Blog by Vanessa Davidson, a Housing Navigator at Crossroads Rhode Island
"It must be challenging to find housing for homeless people"
When I share what I do for work, and what we do as an agency with others, the first and most common response is "Wow! It must be really challenging to find housing for homeless people."
Although not entirely untrue, the challenges we face are not exclusive to the demographic we serve. Current market rents, unit availability and funding play a large role in the obstacles we overcome daily.
Unfortunately, this instinctive, assumptive response emphasizes the bias that someone's state of homeless precedes the actual individual or family experiencing it.
No one is immune to this epidemic
There are evidence-based statistics showing factors that may increase the likelihood of becoming homeless. Oftentimes, these factors and circumstances are outside of the person's control.
Gender, marital status, and education level all fall within this category. Even so, we serve clients of all races, ethnicities, sexual/gender orientations and ages. The reasons people come to Crossroads range from incidental financial hardships, like a loss of a job, relocating after natural disasters, ending cycles of domestic violence, substance abuse, and mental health issues.
One client we served came to Crossroads after a serious accident caused traumatic brain injury. Sudden and severe memory loss left her unable to work and remember when to pay bills, including rent. This educated, gainfully employed adult found their world turned entirely upside down in one instant.
Any of your relatives, friends, work peers, neighbors or other members of your community could experience homelessness at some point in their lives. No one is immune to this epidemic.
Working towards a common goal: Housing First
We use the internationally renowned Housing First model at Crossroads, which states that clients are more likely to succeed at addressing personal matters or accomplishing goals once they are housed. The only requirement one must meet to obtain services is that they need to be homeless and able to sign a lease.
This may come as a shock to some but consider the last time you relocated; at some point, without doubt, there was some level of stress involved. Now imagine moving during what could be the most vulnerable period of your life. Although there is excitement attached with the transition out of a shelter, oftentimes clients become hesitant, even fearful, after securing a place to live.
In cases involving trauma, substance abuse, and mental illness, it is especially important to remain mindful of the client's situation to ensure the smoothest adjustment to change as possible. Some clients require more intensive and ongoing assistance; however, housing stability and good tenancy skills can be achieved when everyone is working towards this common goal.
Seeing a client regain their life by utilizing our services is an indescribable feeling. I myself have suffered from mental illness and recognize without my apartment, gainful employment, and support from family, friends and colleagues, I would not have been able to focus on or afford proper selfcare and services that allow me to maintain the life I want and deserve.
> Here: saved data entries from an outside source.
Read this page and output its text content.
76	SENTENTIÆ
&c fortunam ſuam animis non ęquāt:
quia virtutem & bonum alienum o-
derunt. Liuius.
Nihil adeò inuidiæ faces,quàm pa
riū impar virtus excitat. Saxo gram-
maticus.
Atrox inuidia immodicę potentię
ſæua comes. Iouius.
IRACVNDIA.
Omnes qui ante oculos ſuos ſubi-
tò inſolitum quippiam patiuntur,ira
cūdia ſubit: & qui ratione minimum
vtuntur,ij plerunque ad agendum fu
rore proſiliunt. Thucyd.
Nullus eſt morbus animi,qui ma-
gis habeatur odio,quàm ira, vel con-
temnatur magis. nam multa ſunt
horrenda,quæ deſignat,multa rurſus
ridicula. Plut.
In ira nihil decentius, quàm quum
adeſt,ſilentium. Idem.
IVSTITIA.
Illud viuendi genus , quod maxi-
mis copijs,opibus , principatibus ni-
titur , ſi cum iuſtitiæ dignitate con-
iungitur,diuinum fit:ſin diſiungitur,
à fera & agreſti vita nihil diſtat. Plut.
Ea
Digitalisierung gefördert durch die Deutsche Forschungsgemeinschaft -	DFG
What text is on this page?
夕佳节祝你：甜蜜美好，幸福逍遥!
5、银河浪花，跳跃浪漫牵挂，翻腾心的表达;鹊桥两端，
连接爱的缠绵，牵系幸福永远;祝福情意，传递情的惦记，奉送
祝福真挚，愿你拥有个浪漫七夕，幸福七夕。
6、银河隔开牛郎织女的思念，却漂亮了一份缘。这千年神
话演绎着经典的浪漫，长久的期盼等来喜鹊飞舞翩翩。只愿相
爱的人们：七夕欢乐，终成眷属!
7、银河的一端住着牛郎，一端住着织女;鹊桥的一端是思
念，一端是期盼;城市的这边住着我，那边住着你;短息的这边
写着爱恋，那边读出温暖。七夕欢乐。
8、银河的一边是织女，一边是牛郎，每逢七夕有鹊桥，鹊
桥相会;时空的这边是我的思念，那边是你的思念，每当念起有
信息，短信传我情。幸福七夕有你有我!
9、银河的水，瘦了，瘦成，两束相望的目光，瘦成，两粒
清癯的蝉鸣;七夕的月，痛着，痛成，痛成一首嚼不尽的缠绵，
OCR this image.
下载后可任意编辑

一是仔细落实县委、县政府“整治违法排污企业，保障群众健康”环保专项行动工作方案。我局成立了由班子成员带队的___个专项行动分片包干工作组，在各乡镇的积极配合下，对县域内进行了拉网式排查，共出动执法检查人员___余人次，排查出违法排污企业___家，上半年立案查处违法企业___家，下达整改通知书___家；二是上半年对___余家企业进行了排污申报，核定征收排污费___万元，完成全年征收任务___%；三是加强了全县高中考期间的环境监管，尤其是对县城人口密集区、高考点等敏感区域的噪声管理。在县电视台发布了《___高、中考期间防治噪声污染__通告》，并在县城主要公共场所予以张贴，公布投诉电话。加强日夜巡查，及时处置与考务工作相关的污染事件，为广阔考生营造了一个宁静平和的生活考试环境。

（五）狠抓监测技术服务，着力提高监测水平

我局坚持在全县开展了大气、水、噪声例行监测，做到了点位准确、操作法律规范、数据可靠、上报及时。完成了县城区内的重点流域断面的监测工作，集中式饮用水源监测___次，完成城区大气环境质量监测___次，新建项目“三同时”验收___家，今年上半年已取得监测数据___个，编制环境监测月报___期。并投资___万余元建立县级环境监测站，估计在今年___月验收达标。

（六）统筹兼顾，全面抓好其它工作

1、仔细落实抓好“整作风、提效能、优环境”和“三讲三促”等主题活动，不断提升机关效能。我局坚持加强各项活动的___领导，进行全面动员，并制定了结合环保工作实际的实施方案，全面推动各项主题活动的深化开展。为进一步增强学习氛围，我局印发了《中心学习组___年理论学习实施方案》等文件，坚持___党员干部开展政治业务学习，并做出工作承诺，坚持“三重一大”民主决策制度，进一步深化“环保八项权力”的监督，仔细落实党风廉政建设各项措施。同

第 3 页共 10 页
Creating the same opportunity for our clients by assisting them through the housing process is what the Housing First model preaches, and it works.
A common thread
The common thread between all our guests, regardless of what program they are receiving services from, is that they need housing and support. Are some of our clients hungry? Yes. Are there growing children in need of clothes? Yes. Do some people need professional attire or hygiene products for a job interview? Yes.
Aside from all of the above, first and foremost, homeless people need housing. Everything else can be addressed after this is obtained.
The collective of people working at Crossroads is comprised of amazing individuals who are committed to relentlessly helping clients improve their lives. Without the additional support from within the communities our clients integrate into, our efforts can only go so far. Education is key to maximizing housing opportunities and effectively de-stigmatizing the homeless population. It is truly an honor to serve our clients, and I am proud to be part of a network of like-minded people working towards ending homelessness.